LE ROI DU MAROC CONTRE CATHERINE GRACIET ET ÉRIC LAURENT : CHANTAGE OU TENTATIVE DE CORRUPTION ?
L’affaire des journalistes français Éric Laurent et Catherine Graciet contre le roi du Maroc semble tourner à l’avantage du palais chérifien, mais rien n’est encore joué.
Le journal du Dimanche (JDD) vient de révéler le contenu d’enregistrements clandestins réalisés à l’insu des journalistes français par l’un des avocats du royaume marocain. Le premier rendez-vous se serait déroulé dans le bar d’un palace parisien, entre l’avocat du roi et Éric Laurent et l’échange aurait été le suivant : « Je veux trois. – Trois quoi, Trois mille ? – Non, trois millions. – Trois millions de dirhams ? – Non, trois millions d’euros ».
Une avance de 40 000 euros
À l’issue de cette première rencontre, Rabat porte plainte ; ce qui permet à son représentant d’obtenir la surveillance de la brigade de répression de la délinquance contre la personne (BRDP), pour le deuxième rendez-vous et la possibilité de poursuivre les enregistrements à l’insu de ses interlocuteurs. Mais encore une fois, le conseil du palais se retrouve en tête à tête avec Éric Laurent. Enregistrement à l’appui, le magistrat s’assure que Catherine Graciet était aux courant de l’exigence de « trois millions » et poursuit « vous et madame Graciet [êtes] disposés à renoncer à la publication de cet ouvrage et, de façon plus générale, [que] les informations sensibles que vous avez, vous étiez disposés à prendre l’engagement de les oublier».
La troisième rencontre se déroule également sous surveillance discrète. Elle a eu lieu jeudi dernier, Méfiante, Catherine Graciet aurait fait changer le lieu de rendez-vous. Pour des raisons pas encore très claires, la demande est réduite à deux millions d’euros contre l’engagement de « ne plus rien écrire sur le roi du Maroc ». Manuscrit, le protocole est rédigé, séance tenante, par Catherine Graciet. Les deux journalistes auraient réclamé une avance 40 000 euros chacun que leur interlocuteur leur a remise en petites coupures de 100 euros.
À leur sortie du palace où s’était déroulée la rencontre, les deux journalistes sont interpelés et placé sous contrôle judiciaire assorti de l’interdiction d’entrer en contact. Dans la nuit de vendredi à samedi ils sont mis en examen pour chantage et extorsion de fonds et maintenus sous contrôle judiciaire.
« Un traquenard » pour « régler des comptes »

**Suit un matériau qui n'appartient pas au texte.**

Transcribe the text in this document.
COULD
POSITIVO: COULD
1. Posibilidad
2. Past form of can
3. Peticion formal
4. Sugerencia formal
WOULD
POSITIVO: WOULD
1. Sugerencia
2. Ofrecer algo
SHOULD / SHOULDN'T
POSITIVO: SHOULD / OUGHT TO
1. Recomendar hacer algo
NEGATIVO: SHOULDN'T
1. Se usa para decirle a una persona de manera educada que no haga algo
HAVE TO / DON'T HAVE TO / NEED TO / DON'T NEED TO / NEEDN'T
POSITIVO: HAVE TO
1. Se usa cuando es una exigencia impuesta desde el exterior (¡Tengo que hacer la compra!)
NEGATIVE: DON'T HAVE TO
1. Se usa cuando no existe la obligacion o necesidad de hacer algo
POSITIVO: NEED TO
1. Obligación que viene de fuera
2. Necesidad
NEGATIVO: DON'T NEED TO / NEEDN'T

Selon le quotidien Le monde citant une source proche du dossier, lors de sa garde à vue Éric Laurent aurait reconnu avoir formulé la demande de 3 puis 2 millions d’euros en contrepartie de la non publication du livre écrit avec sa collègue. À un journaliste de l’AFP, son avocat, Me William Bourdon, a confirmé l’existence d’un « accord financier » en balayant d’un revers de main les accusations de chantage ou d’extorsion de fonds. Et le conseil du journaliste de pointer « un traquenard » et « une manipulation » du palais royal s’entend.
De son côté, Me Éric Moutet, avocat de Catherine Graciet a confirmé, vendredi dernier, l’existence d’un « deal financier », mais évoque un « contexte très troublant ». « Le royaume marocain a des comptes évidents à solder avec Catherine Graciet, et un nouveau livre sur l’entourage du roi est en préparation au moment où le deal financier se met en place », a-t-il confié à l’AFP. Et Me Moutet de poursuivre « c’est précisément l’avocat mandaté par le roi qui piège les journalistes par des enregistrements sauvages (…) Il y a dans cette affaire une logique de stratagème qui s’est mise en place »
Un dossier à double tranchant
« Chantage », « extorsion de fonds », « pressions », les choux gras de la presse semblent avoir déjà jugé et condamné les deux journalistes et coauteurs de l’ouvrage en gestation. Cette issue de la procédure est probable, mais rien n’est moins sûr. À bien observer les stratégies des conseils des deux journalistes, à ce stade, elle consiste à ne pas nier les évidences, donnant ainsi plus de poids à la parole de leurs clients devant la justice.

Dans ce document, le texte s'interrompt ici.